El ser nace del silencio y vuelve a este. Hay un ciclo, un final de ciclo que, para Aleixandre, lejos de recurrir a esa tradición española de automoribundia se ratifica en la luz: “En el fin el cielo piadosamente brillar”. No se concibe un ser humano huido o perdido en la sombra. El amor es el único sentimiento que nos acerca a ese panteísmo dominador donde la luz habita el mundo. Pero el poeta es consciente de que esa luz que ilumina el mundo, el amor, no siempre nos permite su cercanía o conquista.
Pero el yo poético que, definitivamente, ha caído en una retórica desesperanzada intuye que por esos derroteros solo se puede llegar a la inanidad y la melancolía y, en un arrebato de fortaleza en la segunda parte del poemario, con “Mirada extendida” se produce un cambio radical de perspectiva. Si la pérdida de amor nos había conducido a la absoluta desolación, el encuentro con el otro, con el todo, con la humanidad conquistada nos conduce por el camino del reencuentro con nosotros mismos, con nuestra identidad y nuestro querer en sí.

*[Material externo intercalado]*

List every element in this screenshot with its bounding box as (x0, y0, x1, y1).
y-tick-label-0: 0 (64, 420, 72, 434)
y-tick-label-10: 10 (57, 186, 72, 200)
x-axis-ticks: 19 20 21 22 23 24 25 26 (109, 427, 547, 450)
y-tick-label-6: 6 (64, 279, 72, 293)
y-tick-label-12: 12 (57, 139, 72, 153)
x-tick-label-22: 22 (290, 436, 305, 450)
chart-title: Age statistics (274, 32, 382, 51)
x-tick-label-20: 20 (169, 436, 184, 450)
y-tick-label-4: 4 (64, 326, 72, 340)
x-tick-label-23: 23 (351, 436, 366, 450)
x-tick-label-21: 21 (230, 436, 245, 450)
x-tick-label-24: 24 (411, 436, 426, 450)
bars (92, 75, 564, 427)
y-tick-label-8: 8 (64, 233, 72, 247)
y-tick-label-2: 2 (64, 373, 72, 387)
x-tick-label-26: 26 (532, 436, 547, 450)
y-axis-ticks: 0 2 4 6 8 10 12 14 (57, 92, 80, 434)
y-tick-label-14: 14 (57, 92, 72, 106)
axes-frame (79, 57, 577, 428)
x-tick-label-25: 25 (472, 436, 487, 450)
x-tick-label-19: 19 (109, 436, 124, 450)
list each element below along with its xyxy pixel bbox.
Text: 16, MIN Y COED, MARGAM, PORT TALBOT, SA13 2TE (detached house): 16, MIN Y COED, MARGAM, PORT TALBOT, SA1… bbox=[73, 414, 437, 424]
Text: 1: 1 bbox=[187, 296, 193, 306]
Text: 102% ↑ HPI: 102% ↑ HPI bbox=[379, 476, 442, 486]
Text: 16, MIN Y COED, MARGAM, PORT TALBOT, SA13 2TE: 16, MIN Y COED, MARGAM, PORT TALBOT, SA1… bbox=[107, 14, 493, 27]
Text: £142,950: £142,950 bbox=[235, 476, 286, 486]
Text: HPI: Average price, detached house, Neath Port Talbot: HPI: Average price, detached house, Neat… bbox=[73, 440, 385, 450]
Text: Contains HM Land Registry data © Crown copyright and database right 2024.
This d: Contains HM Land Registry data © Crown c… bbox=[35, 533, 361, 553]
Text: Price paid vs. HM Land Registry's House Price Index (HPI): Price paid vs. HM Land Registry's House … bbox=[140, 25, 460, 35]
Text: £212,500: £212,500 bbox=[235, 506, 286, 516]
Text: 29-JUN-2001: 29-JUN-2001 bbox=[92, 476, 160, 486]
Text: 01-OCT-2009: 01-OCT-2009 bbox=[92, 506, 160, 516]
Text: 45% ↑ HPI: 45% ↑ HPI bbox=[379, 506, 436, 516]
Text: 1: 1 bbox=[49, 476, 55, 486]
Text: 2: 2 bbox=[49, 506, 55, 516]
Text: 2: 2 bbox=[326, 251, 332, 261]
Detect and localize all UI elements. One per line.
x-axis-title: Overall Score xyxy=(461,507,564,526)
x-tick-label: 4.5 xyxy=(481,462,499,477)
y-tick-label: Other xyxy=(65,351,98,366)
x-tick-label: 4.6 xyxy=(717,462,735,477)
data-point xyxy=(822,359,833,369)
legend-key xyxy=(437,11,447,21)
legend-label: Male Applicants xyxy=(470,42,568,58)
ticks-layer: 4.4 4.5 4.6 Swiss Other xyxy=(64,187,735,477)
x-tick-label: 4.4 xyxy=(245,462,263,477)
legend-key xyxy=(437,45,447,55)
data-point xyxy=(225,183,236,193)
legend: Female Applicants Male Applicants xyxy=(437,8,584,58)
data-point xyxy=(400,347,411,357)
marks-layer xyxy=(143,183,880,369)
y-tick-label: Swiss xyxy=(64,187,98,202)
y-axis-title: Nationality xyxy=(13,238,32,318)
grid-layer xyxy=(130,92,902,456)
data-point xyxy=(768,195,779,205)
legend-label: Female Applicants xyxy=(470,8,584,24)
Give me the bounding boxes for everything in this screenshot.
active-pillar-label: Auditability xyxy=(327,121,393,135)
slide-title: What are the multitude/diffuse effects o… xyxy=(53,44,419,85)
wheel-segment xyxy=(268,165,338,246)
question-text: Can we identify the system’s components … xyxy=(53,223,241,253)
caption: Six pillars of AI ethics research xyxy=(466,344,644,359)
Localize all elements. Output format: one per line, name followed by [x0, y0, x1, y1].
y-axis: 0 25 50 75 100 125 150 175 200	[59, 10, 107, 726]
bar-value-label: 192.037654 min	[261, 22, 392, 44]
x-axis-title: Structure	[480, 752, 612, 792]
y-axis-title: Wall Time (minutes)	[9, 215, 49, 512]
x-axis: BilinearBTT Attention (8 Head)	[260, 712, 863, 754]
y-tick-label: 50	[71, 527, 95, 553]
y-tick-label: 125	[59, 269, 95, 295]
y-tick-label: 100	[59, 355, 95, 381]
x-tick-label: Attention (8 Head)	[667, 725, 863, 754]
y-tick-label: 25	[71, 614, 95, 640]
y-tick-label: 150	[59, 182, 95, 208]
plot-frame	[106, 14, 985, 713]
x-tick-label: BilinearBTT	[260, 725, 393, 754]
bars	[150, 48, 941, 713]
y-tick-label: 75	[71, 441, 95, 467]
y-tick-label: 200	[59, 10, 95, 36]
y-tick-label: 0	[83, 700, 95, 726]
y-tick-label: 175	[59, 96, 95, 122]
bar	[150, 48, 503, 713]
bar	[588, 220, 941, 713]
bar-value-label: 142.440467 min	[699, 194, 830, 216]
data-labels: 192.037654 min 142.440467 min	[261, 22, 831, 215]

Es el descubrimiento de la fuerza que alcanza la mirada cuando deja de ser un acto solipsista para adecuarse al cuerpo del otro. Sabe el poeta que no es bueno quedarse en la orilla y sí encontrarse “en el movimiento con que el gran corazón / de los hombres palpita extendido”. Ha cambiado radicalmente la visión del poeta. El yo poético encuentra en la masa, ese conjunto que define de niños, mujeres, hombres serios… un conjunto social con el que se une y se identifica. Su identidad solo es posible ya en el todo.
Pero la Historia del corazón es también, y fundamentalmente, la historia del tiempo y el sujeto temporal a través de las diversas etapas: la infancia, la madurez, la vejez. Todas ellas surgen en los poemas donde el yo poético toma el punto de vista del observador sentimental para adentrarse en la singladura de la existencia, especialmente manifiesta en el poema “Vagabundo continuo” donde el poeta a través de un plural mayestático en primera persona inicia ese recorrido por el mundo (“Salimos una madrugada, hace mucho”) y nos cuenta la historia de ese trayecto por selvas difíciles donde hay serpientes y poblados y hombres y mujeres tristes que se solazan en la oscuridad, pero hay un espíritu de sacrificio que lo anima a seguir en la aventura y observar al niño que murió o a la madre en “El otro dolor” es rememorada desde un profundo dolor: “Me dueles tú como una pena que mitigase otra pena,/ y solo te siento porque me dueles”.